L’istanza è stata presentata nel febbraio 2022 al Punto di Contatto Nazionale
dell’Ocse, l’Organizzazione per la Cooperazione e lo Sviluppo Economico, e si
fonda sulle Linee Guida Ocse per le imprese multinazionali, che fissano una
serie di principi, ispirati alle norme internazionali, orientate a promuovere
nelle imprese condotte responsabili dal punto di vista sociale, ambientale e
della tutela dei diritti umani. Dopo la presentazione dell’istanza è arrivata
una corposa replica da parte di Eni, che prova a smontare punto per punto le
contestazioni mosse. “Se l’istanza – si legge nel rapporto – fosse accolta il
risultato per Eni, sotto il profilo reputazionale, potrebbe essere peggiore di
una sentenza”.
Si attendono poi le raccomandazioni finali del
gruppo Onu sui diritti umani, che tra settembre e ottobre 2021 ha svolto un
viaggio in Italia lungo dieci giorni con lo scopo di redigere un documento di
indicazioni per imprese ed enti pubblici. Sono stati ascoltati i sindacati, le
organizzazioni della società civile, le istituzioni e le imprese. Sotto
osservazione da parte delle Nazioni Unite anche Eni, attraverso l’analisi
dell’impatto dell’azienda in Basilicata, dove si estrae l’80% del petrolio
italiano. Il quadro finale che ne è emerso, anticipato in una conferenza stampa
al termine del tour perlustrativo, è stato estremamente preoccupante.

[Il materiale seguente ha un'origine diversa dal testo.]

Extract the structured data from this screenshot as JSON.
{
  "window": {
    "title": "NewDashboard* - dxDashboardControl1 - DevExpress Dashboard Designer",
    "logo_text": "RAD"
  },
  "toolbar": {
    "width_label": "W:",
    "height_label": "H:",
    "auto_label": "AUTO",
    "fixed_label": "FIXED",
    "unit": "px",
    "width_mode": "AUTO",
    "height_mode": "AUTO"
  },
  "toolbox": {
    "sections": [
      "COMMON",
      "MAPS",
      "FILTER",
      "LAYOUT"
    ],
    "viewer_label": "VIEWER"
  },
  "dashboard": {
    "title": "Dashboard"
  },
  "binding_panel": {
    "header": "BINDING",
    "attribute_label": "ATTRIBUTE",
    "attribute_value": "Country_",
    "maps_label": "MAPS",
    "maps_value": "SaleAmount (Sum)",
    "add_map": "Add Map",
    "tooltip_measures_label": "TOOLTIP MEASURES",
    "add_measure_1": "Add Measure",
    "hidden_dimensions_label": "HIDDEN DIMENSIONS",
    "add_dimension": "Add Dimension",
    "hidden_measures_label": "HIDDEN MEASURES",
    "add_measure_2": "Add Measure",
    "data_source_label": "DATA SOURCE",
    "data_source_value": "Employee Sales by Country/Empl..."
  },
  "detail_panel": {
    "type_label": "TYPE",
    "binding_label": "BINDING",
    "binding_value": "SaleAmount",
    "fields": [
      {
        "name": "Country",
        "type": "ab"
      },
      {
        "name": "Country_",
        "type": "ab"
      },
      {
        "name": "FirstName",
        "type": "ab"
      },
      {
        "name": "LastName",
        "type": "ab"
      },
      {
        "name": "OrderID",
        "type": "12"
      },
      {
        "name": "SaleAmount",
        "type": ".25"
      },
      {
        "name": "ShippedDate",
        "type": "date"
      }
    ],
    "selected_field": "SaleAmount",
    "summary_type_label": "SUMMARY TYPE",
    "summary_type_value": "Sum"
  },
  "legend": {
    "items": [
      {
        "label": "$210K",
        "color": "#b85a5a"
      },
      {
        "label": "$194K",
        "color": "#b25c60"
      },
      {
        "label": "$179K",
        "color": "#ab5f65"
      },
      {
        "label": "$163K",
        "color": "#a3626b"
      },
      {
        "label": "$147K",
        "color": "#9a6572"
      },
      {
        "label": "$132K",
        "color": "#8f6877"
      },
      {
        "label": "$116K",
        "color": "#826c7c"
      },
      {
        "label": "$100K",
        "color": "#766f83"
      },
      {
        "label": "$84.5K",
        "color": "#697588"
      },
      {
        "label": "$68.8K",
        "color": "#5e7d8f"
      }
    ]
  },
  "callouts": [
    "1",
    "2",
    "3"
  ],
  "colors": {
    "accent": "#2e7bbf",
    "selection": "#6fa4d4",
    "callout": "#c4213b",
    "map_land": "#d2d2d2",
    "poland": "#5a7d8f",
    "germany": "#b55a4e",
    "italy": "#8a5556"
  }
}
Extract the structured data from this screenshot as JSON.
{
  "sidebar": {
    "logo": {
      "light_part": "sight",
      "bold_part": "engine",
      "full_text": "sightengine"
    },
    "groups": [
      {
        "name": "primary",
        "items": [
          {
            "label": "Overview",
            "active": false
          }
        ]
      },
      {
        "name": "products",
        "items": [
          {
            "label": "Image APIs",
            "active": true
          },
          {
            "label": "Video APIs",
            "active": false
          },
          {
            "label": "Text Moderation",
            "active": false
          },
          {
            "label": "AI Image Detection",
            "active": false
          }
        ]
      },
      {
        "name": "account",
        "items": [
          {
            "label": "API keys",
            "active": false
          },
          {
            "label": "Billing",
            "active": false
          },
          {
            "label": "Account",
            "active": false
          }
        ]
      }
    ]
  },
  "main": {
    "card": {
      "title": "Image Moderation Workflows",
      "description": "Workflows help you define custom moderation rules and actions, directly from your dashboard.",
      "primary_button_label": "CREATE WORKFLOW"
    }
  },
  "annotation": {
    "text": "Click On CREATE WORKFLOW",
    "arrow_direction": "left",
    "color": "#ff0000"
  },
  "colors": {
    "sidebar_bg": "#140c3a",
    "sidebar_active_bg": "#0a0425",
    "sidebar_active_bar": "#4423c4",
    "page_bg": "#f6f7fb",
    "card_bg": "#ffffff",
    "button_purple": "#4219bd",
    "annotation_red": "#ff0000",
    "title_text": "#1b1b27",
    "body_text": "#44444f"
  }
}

Il professor Surya Deva, a capo del working group
dell’Onu, ha dichiarato che “Eni ha detto di non sapere nulla delle
preoccupazioni della comunità locale. L’impresa ha parlato delle attività che
svolge, ci ha mostrato le modalità del monitoraggio delle emissioni ma la
comunità continua a non credere a una parola. I vertici aziendali devono uscire
dagli uffici e mettersi in ascolto e qui il ruolo del governo e degli enti
pubblici è cruciale. Altrimenti ci sarà sempre uno squilibrio di poteri tra impresa
e comunità”.
Gli extraprofitti negati
Con l’aumento del prezzo del gas sul mercato
internazionale le aziende energetiche che lo distribuiscono ottengono maggiori
guadagni. L’enorme variazione avvenuta nel mondo finanziario si è poi riversata
sui singoli consumi, bollette e carburanti in primis. In pratica “le aziende
fossili guadagnano perché comprano il gas sempre allo stesso prezzo ma lo
rivendono a prezzi nettamente più alti, mentre la popolazione arranca per
arrivare a fine mese tra la bolletta del gas e il carburante da mettere alla
macchina”.
Nonostante il fatturato in rialzo (Eni ha dichiarato
un utile netto di 7,4miliardi di euro nei primi sei mesi del 2022, con
una crescita di oltre il 600% rispetto allo stesso periodo del
2021), sollecitata due volte da A Sud in occasione dell’assemblea degli
azionisti, l’Azienda ha continuato a negare di “aver conseguito extraprofitti
dall’attività di rivendita di gas”. Secondo le stime di Europa Verde, soltanto
nel primo trimestre 2022 Eni avrebbe realizzato circa 8 miliardi di
extraprofitti “sulla vendita di 9,45 miliardi di metri cubi di gas in Italia
rispetto al medesimo periodo del 2021, tenendo presente che il prezzo del gas,
nel primo trimestre 2022, è stato di euro 1.043 (euro/mgl di metri cubi) rispetto
ai 198 euro del medesimo periodo del 2021”.